Before ThickLeeyonce convinced you to be a model, how familiar were you with the modelling and fashion industry?
I knew the basics really, I honestly was not very much into fashion and I knew a handful of models like Naomi Campbell, Tyson Beckford and Tyra but that’s as far as it got *laughs* I didn’t even know that there were different types of models, like a high fashion model, commercial model, swimsuit model etc. I just thought that models did everything!
Where does your look fall into the modelling industry?
I am fortunate enough to have been given the opportunity to do most jobs in those different categories. I do a lot of runway, have done quite a few commercials as well as underwear shoots.
You work quite a lot with David Tlale, who is arguably the biggest designer in the African continent. How did that happen?
I actually met him at an event, he said he was looking for models to walk for him at fashion week and he would love for me to be one of them. We exchanged numbers but I never heard from him. Then literally the day before fashion week, someone from his office called me, asked me to come in for a fitting and the rest is history.
He calls me his “head model” and it is great to be respected by someone of that statue, he is so loyal to all the models he works with and that’s one of the reasons why I love working with him.
You had the opportunity to model at the Fashion Week Streetwear Showroom in London. How did this come about?
I started having conversations with my then booker about the possibilities of going overseas because the idea of working overseas excited me and I was being told by a lot of designers how I had/have a certain charisma on the runway that would be appreciated internationally. My agency set up appointments with British agencies for me and fortunately one of them signed me and I did my first paying gig for Portugal Fashion Week Streetwear Showroom.
Modelling overseas is an opportunity not often granted to many in the SA industry. What set you apart for this?
I honestly have no idea but I know God has always paved the way for me in all that I do.
You created your company McCollet Consulting at a young age, with your first client being non other than Boity. How did it start?
I was around 20-21 and it all happened in such a weird but great way. I had done a telephonic interview with Boity and the conversation was so great that we added each other on BBM and we stayed in touch. Then somehow we started talking about the possibilities of me being her manager. When I moved to Johannesburg, we had a meeting and we shared the same vision for her career; that’s basically how she became my first client.
Any familiar names you worked with that we might know of?
I have worked with the incredible Pearl Modiadie, have assisted Clinique SA with events and we currently do PR for a show on SABC 1 called Future Leaders which will be on air in October for its 5th season.
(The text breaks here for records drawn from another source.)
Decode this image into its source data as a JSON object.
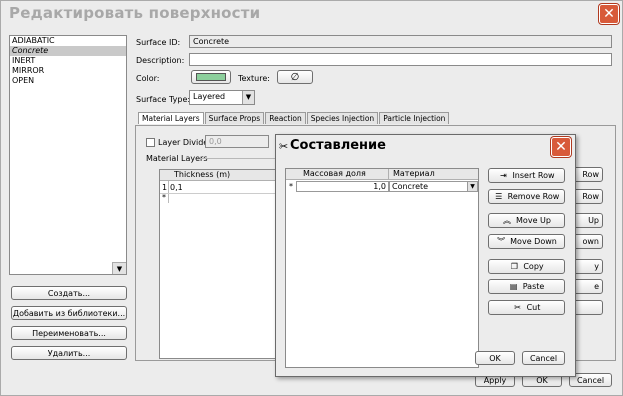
{
  "window": {
    "title": "Редактировать поверхности",
    "close": "✕"
  },
  "surface_list": [
    "ADIABATIC",
    "Concrete",
    "INERT",
    "MIRROR",
    "OPEN"
  ],
  "selected_surface": "Concrete",
  "left_buttons": {
    "create": "Создать...",
    "add_from_library": "Добавить из библиотеки...",
    "rename": "Переименовать...",
    "delete": "Удалить..."
  },
  "props": {
    "surface_id_label": "Surface ID:",
    "surface_id_value": "Concrete",
    "description_label": "Description:",
    "description_value": "",
    "color_label": "Color:",
    "color_value": "#8ccf9c",
    "texture_label": "Texture:",
    "texture_icon": "∅",
    "surface_type_label": "Surface Type:",
    "surface_type_value": "Layered"
  },
  "tabs": [
    "Material Layers",
    "Surface Props",
    "Reaction",
    "Species Injection",
    "Particle Injection"
  ],
  "material_layers": {
    "layer_divide_label": "Layer Divide:",
    "layer_divide_value": "0,0",
    "group_label": "Material Layers",
    "thickness_header": "Thickness (m)",
    "rows": [
      {
        "index": "1",
        "thickness": "0,1"
      }
    ],
    "new_row_marker": "*"
  },
  "partial_buttons": [
    "Row",
    "Row",
    "Up",
    "own",
    "y",
    "e"
  ],
  "bottom_buttons": {
    "apply": "Apply",
    "ok": "OK",
    "cancel": "Cancel"
  },
  "dialog": {
    "title": "Составление",
    "close": "✕",
    "col_mass_fraction": "Массовая доля",
    "col_material": "Материал",
    "row": {
      "marker": "*",
      "mass_fraction": "1,0",
      "material": "Concrete"
    },
    "buttons": {
      "insert_row": "Insert Row",
      "remove_row": "Remove Row",
      "move_up": "Move Up",
      "move_down": "Move Down",
      "copy": "Copy",
      "paste": "Paste",
      "cut": "Cut",
      "ok": "OK",
      "cancel": "Cancel"
    }
  }
}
As a male model, your looks are your commodity. We saw you on V-Entertainment talking about how grooming is essential for you. What are some tips on staying fit for the guys out there?
I don’t believe in diets. I think people should generally eat healthy meals that they enjoy. Gym is always a good idea, again – do workouts that you enjoy whilst doing those that you need to be doing to get your body in shape. It’s all about making it a part of you, not the other way around.
What is the one thing you could change about the industry?
Just for consumers to invest more in local talent and for the government to support the fashion and entertainment industry more. There are so many skilled and talented individuals out there who do not have any platforms to showcase their talents. The fashion industry is a billion dollar business but that doesn’t reflect very well (if at all) in South-Africa.
What do you hope to achieve by the time you are 30
I always say “don’t tell people your dreams, show them” So I will show you when I’m 30.